Thomas reports the worries of Te Awakairangi’s recently retired respected chief executive Bridget Allan over the impact of corporate ownership of general practices as opposed to practices that were locally owned and operated by GPs or iwi.

In her reported words:

From observing what has happened in the Hutt Valley over the last eight months, I don’t think the corporate ownership model has been looking after patients responsibly.

In a nutshell

This leads to the critical question: why has corporate ownership led to the crisis at its latest Lower Hutt practice with its mass loss of doctors and nurses. At the heart of it is the drive of corporates for profit-maximisation.

One means of achieving this overiding objective is the use of the capitation funding formula for general practice in a way that was not contemplated by its designers.

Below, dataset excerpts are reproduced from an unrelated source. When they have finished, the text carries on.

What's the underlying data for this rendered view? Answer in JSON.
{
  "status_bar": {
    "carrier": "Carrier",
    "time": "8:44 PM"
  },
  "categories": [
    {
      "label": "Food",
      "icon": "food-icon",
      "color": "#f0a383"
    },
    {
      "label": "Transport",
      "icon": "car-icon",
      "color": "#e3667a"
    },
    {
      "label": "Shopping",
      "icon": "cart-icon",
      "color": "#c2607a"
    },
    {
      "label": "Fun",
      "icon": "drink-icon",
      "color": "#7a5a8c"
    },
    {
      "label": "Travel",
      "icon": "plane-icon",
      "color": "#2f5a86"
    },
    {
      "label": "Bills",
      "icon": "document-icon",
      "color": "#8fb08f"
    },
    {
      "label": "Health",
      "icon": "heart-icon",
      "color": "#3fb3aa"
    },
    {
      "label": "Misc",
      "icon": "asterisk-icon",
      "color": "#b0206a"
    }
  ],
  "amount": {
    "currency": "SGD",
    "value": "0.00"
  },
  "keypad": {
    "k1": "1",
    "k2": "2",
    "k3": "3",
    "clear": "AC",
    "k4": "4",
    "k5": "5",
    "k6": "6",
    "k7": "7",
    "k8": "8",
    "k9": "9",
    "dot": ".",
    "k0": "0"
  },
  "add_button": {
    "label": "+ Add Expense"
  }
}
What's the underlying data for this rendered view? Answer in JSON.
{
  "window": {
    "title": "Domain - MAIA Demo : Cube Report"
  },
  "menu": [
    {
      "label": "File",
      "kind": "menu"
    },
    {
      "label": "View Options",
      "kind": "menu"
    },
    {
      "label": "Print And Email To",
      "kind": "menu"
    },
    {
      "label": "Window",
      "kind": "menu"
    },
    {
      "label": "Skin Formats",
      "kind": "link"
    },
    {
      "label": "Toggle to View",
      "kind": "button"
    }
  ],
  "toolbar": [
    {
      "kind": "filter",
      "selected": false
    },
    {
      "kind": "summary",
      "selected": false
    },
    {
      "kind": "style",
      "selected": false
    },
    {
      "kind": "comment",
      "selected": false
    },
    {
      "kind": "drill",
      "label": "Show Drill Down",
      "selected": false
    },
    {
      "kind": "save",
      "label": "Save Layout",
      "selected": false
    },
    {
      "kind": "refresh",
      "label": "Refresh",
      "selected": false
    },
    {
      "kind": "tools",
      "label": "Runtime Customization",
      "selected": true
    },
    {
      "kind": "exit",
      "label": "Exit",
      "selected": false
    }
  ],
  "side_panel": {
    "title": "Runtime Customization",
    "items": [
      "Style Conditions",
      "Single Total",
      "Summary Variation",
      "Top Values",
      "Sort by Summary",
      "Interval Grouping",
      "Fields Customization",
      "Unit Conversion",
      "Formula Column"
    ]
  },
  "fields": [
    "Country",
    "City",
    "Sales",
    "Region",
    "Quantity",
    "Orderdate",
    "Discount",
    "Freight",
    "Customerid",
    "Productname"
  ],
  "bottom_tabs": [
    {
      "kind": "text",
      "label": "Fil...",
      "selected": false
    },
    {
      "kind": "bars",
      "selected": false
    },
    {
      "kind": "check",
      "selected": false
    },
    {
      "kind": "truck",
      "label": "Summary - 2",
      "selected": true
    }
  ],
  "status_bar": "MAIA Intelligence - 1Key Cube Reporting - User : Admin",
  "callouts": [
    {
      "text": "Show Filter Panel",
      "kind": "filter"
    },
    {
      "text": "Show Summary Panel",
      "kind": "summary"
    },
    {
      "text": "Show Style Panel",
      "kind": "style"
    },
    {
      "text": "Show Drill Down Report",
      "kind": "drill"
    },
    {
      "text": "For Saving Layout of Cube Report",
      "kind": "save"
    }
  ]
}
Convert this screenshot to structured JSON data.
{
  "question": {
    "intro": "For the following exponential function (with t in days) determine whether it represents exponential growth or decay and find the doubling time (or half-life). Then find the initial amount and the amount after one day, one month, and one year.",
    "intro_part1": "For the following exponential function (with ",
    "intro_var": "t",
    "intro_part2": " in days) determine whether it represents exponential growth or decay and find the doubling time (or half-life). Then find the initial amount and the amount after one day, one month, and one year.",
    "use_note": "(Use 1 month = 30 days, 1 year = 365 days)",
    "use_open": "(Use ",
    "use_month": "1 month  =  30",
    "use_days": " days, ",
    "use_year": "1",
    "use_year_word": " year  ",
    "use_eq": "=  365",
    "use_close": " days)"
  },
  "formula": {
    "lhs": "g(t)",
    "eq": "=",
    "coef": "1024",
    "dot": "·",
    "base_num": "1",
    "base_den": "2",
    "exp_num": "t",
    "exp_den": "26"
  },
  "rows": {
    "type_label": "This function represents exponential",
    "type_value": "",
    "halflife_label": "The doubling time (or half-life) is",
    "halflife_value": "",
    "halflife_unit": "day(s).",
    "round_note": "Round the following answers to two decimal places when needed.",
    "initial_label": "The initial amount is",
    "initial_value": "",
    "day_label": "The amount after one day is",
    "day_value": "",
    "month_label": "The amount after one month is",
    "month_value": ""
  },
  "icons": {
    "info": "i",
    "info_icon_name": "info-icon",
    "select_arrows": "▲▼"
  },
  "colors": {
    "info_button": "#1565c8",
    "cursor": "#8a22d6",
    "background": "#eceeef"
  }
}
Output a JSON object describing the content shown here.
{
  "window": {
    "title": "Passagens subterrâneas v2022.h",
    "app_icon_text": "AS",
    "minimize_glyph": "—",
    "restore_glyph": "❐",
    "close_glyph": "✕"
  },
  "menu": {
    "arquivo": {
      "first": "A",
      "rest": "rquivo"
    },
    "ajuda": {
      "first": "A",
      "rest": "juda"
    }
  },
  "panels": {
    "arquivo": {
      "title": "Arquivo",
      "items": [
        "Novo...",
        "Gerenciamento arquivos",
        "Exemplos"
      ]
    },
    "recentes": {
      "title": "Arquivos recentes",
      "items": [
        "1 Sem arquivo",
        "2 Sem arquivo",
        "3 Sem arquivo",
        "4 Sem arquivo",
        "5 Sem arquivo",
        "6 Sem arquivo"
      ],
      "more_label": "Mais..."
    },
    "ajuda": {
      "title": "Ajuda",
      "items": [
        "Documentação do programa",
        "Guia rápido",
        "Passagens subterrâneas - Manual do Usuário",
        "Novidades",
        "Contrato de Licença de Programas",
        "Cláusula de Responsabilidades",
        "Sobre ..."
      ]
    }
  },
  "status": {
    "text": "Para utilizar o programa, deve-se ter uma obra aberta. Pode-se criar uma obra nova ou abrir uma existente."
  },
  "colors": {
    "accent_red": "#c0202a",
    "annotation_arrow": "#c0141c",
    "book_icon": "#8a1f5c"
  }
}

I have previously discussed the capitation system in Otaihanga Second Opinion (24 March): Capitation should not be decapitated.   

In essence, capitation is per capita funding of practice enrolled patients supplemented by age and gender factors.

The more the number of enrolled patients, the greater the funding revenue to the corporate owner. The big variable is the length of patient consultations.

The shorter the consultation, the greater the patient throughput, the greater the number of enrolled patients, the greater the ring of the metaphoric cash register, and the greater the work pressures and dissatisfaction of the GPs and nurses.

Here endeth

Rather than being a public good, healthcare becomes a commodity. Surely this is perversity at its most naked best!

Here endeth this rudimentary lesson in profit-maximisation incentivisation which is at the core of corporate practice ownership.